In fact, whether you like it or not, I think you have to embrace some aspect of the ROWE concept. A primary reason to do so is this article from the New York Times, by Lisa Belkin. It seems we don't actually do that much work at work.
The article points to a Microsoft study - stating Americans spend 45 hours a week at work, but describe 16 of those hours as “unproductive.”
America Online and Salary.com found workers actually work a total of three days a week, wasting the other two.
And Steve Pavlina (a “personal development expert”) keeps incremental logs of how he spends each working day and finds we actually work only about 1.5 hours a day. “The average full-time worker doesn’t even start doing real work until 11:00 a.m.,” he writes, “and begins to wind down around 3:30 p.m.”
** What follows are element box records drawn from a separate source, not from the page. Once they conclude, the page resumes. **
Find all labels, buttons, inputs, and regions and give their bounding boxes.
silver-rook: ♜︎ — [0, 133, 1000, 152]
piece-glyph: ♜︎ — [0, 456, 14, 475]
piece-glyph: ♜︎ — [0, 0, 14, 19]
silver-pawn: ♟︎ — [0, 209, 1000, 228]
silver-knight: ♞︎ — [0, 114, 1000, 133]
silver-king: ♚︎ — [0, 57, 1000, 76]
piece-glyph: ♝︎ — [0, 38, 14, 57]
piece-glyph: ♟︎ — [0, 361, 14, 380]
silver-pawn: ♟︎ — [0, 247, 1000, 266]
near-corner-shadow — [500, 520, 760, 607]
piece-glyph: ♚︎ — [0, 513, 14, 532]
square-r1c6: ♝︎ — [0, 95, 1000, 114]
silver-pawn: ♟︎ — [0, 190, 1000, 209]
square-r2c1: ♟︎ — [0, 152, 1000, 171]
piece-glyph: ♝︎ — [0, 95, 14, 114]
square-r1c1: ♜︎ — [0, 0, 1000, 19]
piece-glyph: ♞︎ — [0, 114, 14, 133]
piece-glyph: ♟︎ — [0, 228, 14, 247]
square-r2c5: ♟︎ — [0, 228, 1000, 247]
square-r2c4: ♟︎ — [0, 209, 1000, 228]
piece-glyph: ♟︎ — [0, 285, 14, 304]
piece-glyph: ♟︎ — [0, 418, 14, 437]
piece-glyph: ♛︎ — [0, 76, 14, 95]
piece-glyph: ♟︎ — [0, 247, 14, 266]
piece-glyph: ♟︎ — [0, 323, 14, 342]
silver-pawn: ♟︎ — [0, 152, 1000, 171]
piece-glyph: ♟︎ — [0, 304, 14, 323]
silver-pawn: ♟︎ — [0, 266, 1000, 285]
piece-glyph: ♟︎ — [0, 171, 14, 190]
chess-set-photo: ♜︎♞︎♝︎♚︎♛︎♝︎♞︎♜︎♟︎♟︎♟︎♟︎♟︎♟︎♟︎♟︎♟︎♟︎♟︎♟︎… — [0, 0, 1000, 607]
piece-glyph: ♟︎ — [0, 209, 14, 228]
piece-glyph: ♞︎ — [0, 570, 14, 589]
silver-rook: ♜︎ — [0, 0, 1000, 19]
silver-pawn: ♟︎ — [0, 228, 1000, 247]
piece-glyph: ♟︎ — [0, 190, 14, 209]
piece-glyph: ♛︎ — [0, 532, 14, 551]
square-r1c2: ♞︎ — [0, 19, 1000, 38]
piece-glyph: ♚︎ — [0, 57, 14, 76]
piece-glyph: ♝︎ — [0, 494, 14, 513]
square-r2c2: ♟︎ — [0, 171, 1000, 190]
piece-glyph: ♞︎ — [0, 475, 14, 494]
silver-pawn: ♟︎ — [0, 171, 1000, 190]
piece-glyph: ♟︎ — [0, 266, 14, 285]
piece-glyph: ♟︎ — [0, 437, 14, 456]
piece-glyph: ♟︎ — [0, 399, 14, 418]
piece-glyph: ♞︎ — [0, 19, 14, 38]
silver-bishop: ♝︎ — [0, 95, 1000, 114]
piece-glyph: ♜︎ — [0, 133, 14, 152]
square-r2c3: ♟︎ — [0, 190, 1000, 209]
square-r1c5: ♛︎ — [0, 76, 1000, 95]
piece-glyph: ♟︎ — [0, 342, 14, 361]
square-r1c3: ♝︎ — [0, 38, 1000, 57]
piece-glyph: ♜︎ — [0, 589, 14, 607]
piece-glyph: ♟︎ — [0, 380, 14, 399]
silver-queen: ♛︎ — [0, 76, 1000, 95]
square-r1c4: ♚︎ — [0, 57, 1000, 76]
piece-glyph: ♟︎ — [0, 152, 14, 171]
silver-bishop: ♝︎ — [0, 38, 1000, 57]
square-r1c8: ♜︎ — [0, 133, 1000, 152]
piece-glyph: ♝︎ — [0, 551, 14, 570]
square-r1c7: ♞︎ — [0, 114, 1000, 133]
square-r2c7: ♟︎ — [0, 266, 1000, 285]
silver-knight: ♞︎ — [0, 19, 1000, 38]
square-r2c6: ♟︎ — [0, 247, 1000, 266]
Ugh...wow. We all try to cover it up, but now we've seen it in writing. It must be true.
But wait .... good news! Just today I saw this New York Times piece. 'Workers who spend as much as 20% of their office time leisure browsing actually get more work done than workers who don’t'. Yes! So perhaps those folks browsing all day are your best workers?
And 'the longer you work, the less efficient you are', says Bob Kustka, the founder of Fusion Factor, a productivity and time-management consulting. Maybe realizing a work-life balance will bring a boost in productivity.
So, there you have it .... the moral of the story (though no easy task) is to get over when and how people work and focus more on the outcome.